As you may know, in a short time (May!), I will be graduating with my master’s degree from Duke University. I am pursuing my Masters of Science in Nursing in the role of an adult oncology nurse practitioner and clinical nurse specialist - yes, double major - insane! I also work full-time at Duke University Hospital on one of the adult oncology units, specializing in solid tumors (i.e. cancers of the breast, lung, colon, etc).

In the midst of all of this, I have begun to run more often for fun and fitness, usually running in local 5K and 10K races for various charities, mainly the Susan G. Komen Race for the Cure and the Free to Breathe 5K for lung cancer.

So, you are probably wondering where all of this extraneous information leads. Well, I will be running a marathon - 26.2 miles! Now you are asking yourself-“Is she nuts?” Why possibly so.
Before I get too far off track, let me explain. The Rock ‘N’ Roll marathon is sponsored by The Leukemia & Lymphoma Society (LLS) and will be in San Diego, CA on June 1st. As a member of Team in Training (a program through LLS), I have a very supportive group of fellow runners and friends, mentors, and coaches to help me through the next four months of miracle working in preparation of the big day.

Guess what! I will be running this with two of my best friends, Sara and Aline. Our training and fundraising have officially begun. I think this will be a great capstone to my graduation from Duke and it's for such a great cause: CANCER RESEARCH! My goal for fundraising is $5000...minimum. I've attached a handout regarding blood cancers and the Leukemia & Lymphoma Society for you.

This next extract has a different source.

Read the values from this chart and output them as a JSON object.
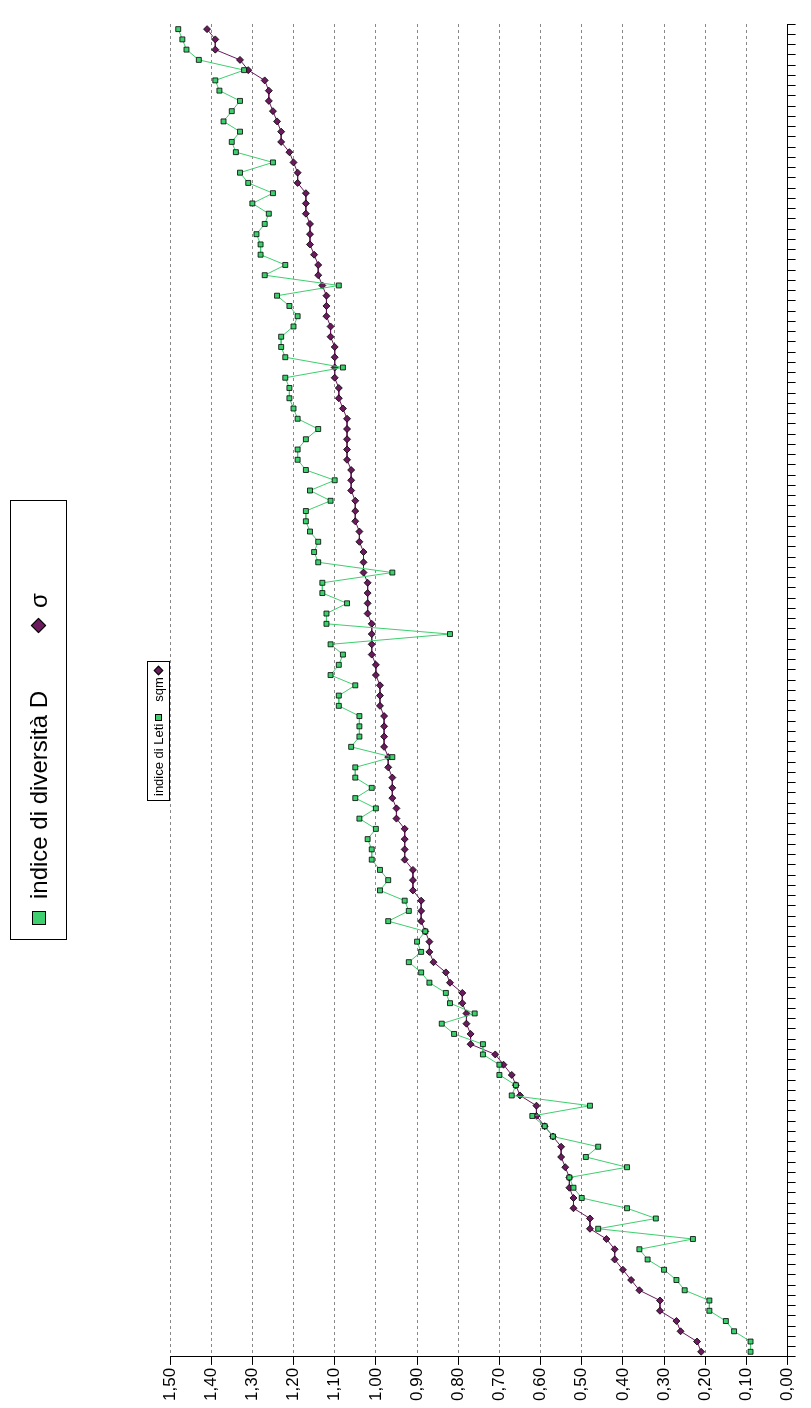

So, where do you come in? Let's make a deal: I will take care of the time and effort (...and blisters, leg cramps, bum knees, twisted ankles, groaning, wheezing, and complaining) if you would join me in spirit by contributing a donation. Any amount is helpful and VERY MUCH appreciated. Just return the enclosed form to me by May 15th (don't forget ALL DONATIONS ARE TAX DEDUCTIBLE). I can accept cash, checks, or credit cards. You can also donate on the web at:
http://www.active.com/donate/tntenc/jabanwell

Thanks!!!!!
Jamie

Monday, January 7, 2008

Oh The Melting Pot

Apparently the Melting Pot can bring out the craziness in all of us. However, here is what happens when you send the Blonde (me), the Brunette, and the Crazy Brazilian there for a little Christmas festivities and dessert (also we were a bit punchy all day long).

"PLEASE take your shirt off!" -Sara to me before we go running
"My cherry's defective." -Aline referring to her cherry on the cheesecake
"It's like diabetes in a pot." -Aline referring to the pots
"Wait 'til you put it in your mouth." -Me to Sara referring to the Bailey's & chocolate
"You got a little wrist action going on there." -Sara to Aline as she's spinning her fondue
"I have a small chest." -Me to Sara after we inspect our photo

Lastly:
Me: "I think I'm in DKA."
Aline: "Don't go to sleep."
Sara: "Can someone check my blood glucose."